Единственно, что изменялось, так это тактика
Мне кажется, что художник сегодня явно преувеличивает всесилие власти и ее отрицательное воздействие на творчество. И это можно понять, если вспомнить, в каком положении находилась отечественная культура с конца 20-х годов и до самого последнего времени. Действительно, «властные» отношения в нашем обществе развивались только в одном направлении, которое можно обозначить понятием «прямая репрессия». Единственно, что изменялось, так это тактика и стратегия применения разнообразных форм такой репрессии. Нет ничего удивительного, что современному художнику (да и не только ему) так трудно избавиться от невротического отношения к власти; он, если так можно выразиться, болен властью. Кошмар лабиринтов власти преследует его, обесценивая творческий порыв, и все персонифицированные образы власти от министерского чиновника до партаппаратчика и коррумпированного коллеги по цеху заслоняют собой социальный горизонт. От них исходит угроза прямой репрессии, ибо вина художника перед властью оказывается не в том, что он совершает противоправные действия, а в том, что он художник.

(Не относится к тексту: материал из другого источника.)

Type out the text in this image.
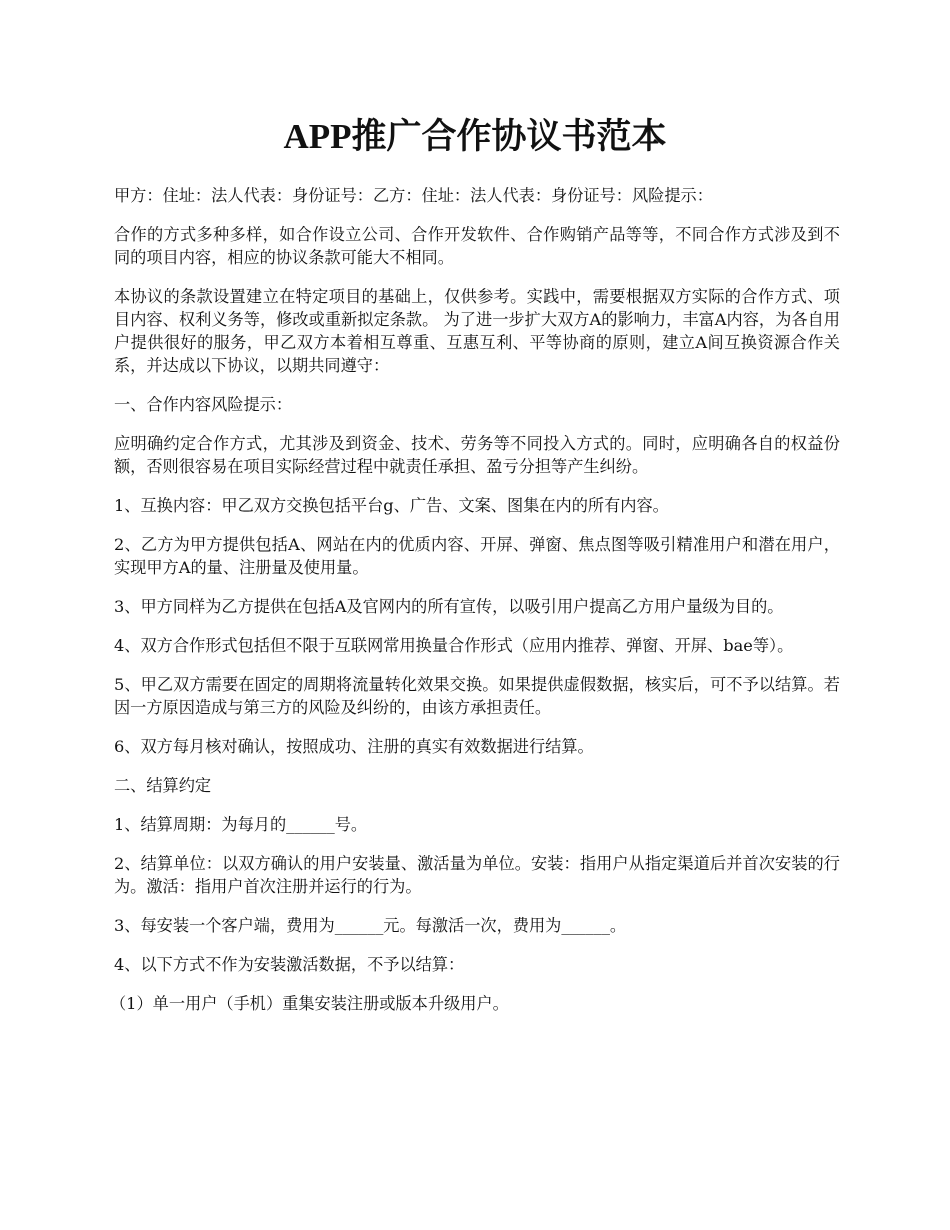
APP推广合作协议书范本

甲方：住址：法人代表：身份证号：乙方：住址：法人代表：身份证号：风险提示：

合作的方式多种多样，如合作设立公司、合作开发软件、合作购销产品等等，不同合作方式涉及到不同的项目内容，相应的协议条款可能大不相同。

本协议的条款设置建立在特定项目的基础上，仅供参考。实践中，需要根据双方实际的合作方式、项目内容、权利义务等，修改或重新拟定条款。 为了进一步扩大双方A的影响力，丰富A内容，为各自用户提供很好的服务，甲乙双方本着相互尊重、互惠互利、平等协商的原则，建立A间互换资源合作关系，并达成以下协议，以期共同遵守：

一、合作内容风险提示：

应明确约定合作方式，尤其涉及到资金、技术、劳务等不同投入方式的。同时，应明确各自的权益份额，否则很容易在项目实际经营过程中就责任承担、盈亏分担等产生纠纷。

1、互换内容：甲乙双方交换包括平台g、广告、文案、图集在内的所有内容。

2、乙方为甲方提供包括A、网站在内的优质内容、开屏、弹窗、焦点图等吸引精准用户和潜在用户，实现甲方A的量、注册量及使用量。

3、甲方同样为乙方提供在包括A及官网内的所有宣传，以吸引用户提高乙方用户量级为目的。

4、双方合作形式包括但不限于互联网常用换量合作形式（应用内推荐、弹窗、开屏、bae等）。

5、甲乙双方需要在固定的周期将流量转化效果交换。如果提供虚假数据，核实后，可不予以结算。若因一方原因造成与第三方的风险及纠纷的，由该方承担责任。

6、双方每月核对确认，按照成功、注册的真实有效数据进行结算。

二、结算约定

1、结算周期：为每月的______号。

2、结算单位：以双方确认的用户安装量、激活量为单位。安装：指用户从指定渠道后并首次安装的行为。激活：指用户首次注册并运行的行为。

3、每安装一个客户端，费用为______元。每激活一次，费用为______。

4、以下方式不作为安装激活数据，不予以结算：

（1）单一用户（手机）重集安装注册或版本升级用户。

Но когда художник говорит себе: «Или я или она!» — то, на мой взгляд, он признает существование лишь одной формы власти, той, что видима, и на свету которой он находится, той власти, которая указывает на себя: «Да, я есть власть, и кроме меня нет никакой другой!»
В драматическом диалоге с властью художник оценивает себя потенциально свободным, полностью отчужденным от зла власти: «Я — здесь, а она — там, и поэтому, чтобы противостоять власти, я не должен быть там, где она». Вполне оправданное взаимное недоверие. А может ли быть иначе, если в обществе постоянно циркулирует лишь одно представление о власти; и те, кто ее осуществляет, и те, кто от нее страдает, едины в одном: власть неделима и абсолютна, в противном случае это не власть.
В нашем обществе незащищенность художника перед лицом власти стала великим мифом. Но самое интересное, что этот миф и есть реальность, в которой мы существуем. Между художником как творческой личностью и властью как системой запретов нам и сегодня не отыскать промежуточного социального пространства (то, что называют гражданским обществом), которое ограничивало бы действие властных структур до того демократически разумного предела, где власть может осуществляться исключительно в рамках законности и легальности.